World Bank-ruptcy in Ethiopia

World Bank The moral bankruptcy of the World Bank in Ethiopia

Ethiopians have been the object of a cruel bureaucratic joke by the World Bank. Last week, an official investigative report surfaced on line showing World Bank bureaucrats in Ethiopia have been playing  “Deception Games” of displacement, deracination, forced resettlement and a kinder and gentler form of ethnic cleansing  in the Gambella region of Western Ethiopia. Tens of thousands of Anuaks in Gambella have been removed illegally and in violation of policy from their ancestral homelands and left high and dry and twisting in the wind, courtesy and cash of the World Bank!

For years, the fat cat World Bank bureaucrats and their ilk in Ethiopia have categorically denied allegations of any links  between the so-called “Protection of Basic Services Project” (PBS) and the “villagization” program undertaken by the Thugtatorship of the Tigrean Peoples Liberation Front (T-TPLF). (The term “villagization” is a euphemism for “civilization” of the Anuak to live in modern villages by abandoning their “primitive” lifestyles.)  The Bank has consistently deflected criticism by claiming that it “had not encountered any evidence of human rights abuses” in its PBS programs in Gambella.

Stonewalling, sandbagging, mendacity and duplicity have been the preferred strategies of the World Bank, the International Monetary Fund, the U.K’s Development for International Development and the so-called Development Assistance Group in Ethiopia  (comprising of  27 bilateral and multilateral development agencies providing assistance to Ethiopia) when it comes to accountability for their complicity in crimes against humanity in Ethiopia. Sir Malcolm Bruce, chairman of the UK parliament’s international development committee, had the audacity to declare in March 2013 that “allegations against villagisation are unsubstantiated” and that “UK programme is delivering a very good result.”

To paraphrase Abe Lincoln’s saying, “The World Bank and the gang of poverty pimps known as the “Development Assistance Group” (DAG) can fool all Ethiopians some of the time, and some Ethiopians all the time, but they can’t fool all Ethiopians all the time.” But there is no denying that because of the Deception Games played by these leeches, “Ethiopians have been had! They been took! They been hoodwinked! Bamboozled! Led astray! Run amok!”, to paraphrase Malcom X. Ethiopianshave been cruelly punked and pranked by the mighty, mighty World Bank.

So spoke the “Inspection Panel” (IP), the World Bank’s independent accountability mechanism. The IP, of course, said it in the sanitized, detached and impersonal language of  “bureaucratise”.  They would never use the impassioned and fiery language of an outraged human rights advocate who is so perplexed in the extreme that he must speak out and loudly in the only language he knows, Moral Outrage. “Seal up the mouth of outrage for a while,/ Till we can clear these ambiguities…”, wrote Shakespeare in Romeo and Juliet.  I need not seal up my outrage because the World Bank’s own Inspection Panel has cleared all of the ambiguities for me!

In September 2012, two dozen or so Ethiopian refugees from the Gambella Region of Western Ethiopia requested an investigation by the World Bank alleging that they had been forced off their land, “villagized”  and their ancestral lands handed over to land grabbers (investors). In a letter dated September 24, 2012, the unnamed Anuak refugees alleged that they have been severely harmed by the World Bank-financed “Ethiopia Protection of Basic Services Project (PBS)” which directly supported the “Ethiopian Government’s Villagization Program in Gambella Region.” Specifically,

1)  “Through the PBS program, the Anuak Indigenous People are being forcibly transferred from their fertile ancestral land, which is then being leased to investors.”

2) “The Anuak have been relocated to infertile land, which is unsuitable for farming, and forced to build new villages there.”

3) “Mass evictions have been carried out under the pretext of providing better services and improving the livelihoods of the communities.

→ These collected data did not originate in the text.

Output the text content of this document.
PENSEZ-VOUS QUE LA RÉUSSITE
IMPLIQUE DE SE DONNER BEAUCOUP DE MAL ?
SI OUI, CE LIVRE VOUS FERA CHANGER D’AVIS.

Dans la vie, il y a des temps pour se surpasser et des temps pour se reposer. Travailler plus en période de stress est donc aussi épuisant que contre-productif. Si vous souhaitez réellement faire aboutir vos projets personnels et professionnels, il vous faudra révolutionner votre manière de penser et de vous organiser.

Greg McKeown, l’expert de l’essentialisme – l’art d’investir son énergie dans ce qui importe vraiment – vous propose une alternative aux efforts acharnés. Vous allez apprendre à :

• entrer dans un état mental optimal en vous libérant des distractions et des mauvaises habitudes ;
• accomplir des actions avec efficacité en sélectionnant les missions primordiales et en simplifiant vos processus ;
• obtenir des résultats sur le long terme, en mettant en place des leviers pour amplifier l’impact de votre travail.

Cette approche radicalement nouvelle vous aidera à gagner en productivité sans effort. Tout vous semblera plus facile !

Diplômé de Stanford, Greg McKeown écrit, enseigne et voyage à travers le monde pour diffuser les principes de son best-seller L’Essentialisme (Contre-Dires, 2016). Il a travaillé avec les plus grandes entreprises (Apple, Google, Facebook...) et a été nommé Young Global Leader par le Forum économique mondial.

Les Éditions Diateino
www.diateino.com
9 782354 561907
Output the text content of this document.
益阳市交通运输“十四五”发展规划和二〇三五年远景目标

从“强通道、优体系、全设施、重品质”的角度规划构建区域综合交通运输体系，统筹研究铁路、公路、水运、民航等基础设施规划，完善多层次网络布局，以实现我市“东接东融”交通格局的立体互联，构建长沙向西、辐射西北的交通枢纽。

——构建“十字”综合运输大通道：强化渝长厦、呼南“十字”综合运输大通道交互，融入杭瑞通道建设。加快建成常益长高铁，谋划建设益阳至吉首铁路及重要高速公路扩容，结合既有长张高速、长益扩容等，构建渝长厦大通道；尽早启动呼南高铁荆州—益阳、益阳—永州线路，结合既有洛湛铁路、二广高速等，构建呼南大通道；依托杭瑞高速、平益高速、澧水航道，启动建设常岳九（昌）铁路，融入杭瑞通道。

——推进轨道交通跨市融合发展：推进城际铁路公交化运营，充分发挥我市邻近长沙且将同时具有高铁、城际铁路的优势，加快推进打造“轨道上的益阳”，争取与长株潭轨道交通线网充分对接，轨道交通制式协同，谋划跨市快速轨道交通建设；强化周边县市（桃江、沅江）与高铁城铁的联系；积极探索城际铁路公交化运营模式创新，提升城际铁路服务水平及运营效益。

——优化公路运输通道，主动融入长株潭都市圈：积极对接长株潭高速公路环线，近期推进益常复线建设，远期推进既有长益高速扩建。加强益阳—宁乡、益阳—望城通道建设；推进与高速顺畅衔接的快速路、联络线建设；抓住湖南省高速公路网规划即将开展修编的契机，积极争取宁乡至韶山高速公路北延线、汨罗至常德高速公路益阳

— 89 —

However, once they moved to the new sites, they found not only unfertile land, but also no schools, clinics, wells or other basic services.”

4) “[The Anuak] were forced to abandon their crops just before harvest and were not given any food assistance from the government during the move, which left many relocated families facing hunger. Some vulnerable people and children died from starvation as a result of the Villagization program.

5)  “Government workers in the woredas, whose salaries are paid by the PBS project, have been forced to implement this program.

6)   “Those farmers who opposed the relocation, and government workers who refused to implement the program, including the Requesters and/or their relatives, have been targeted with arrest, beating, torture and killing.

7)  “The Requesters believe that these harms have resulted from World Bank non-compliance with its operational policies and procedures.”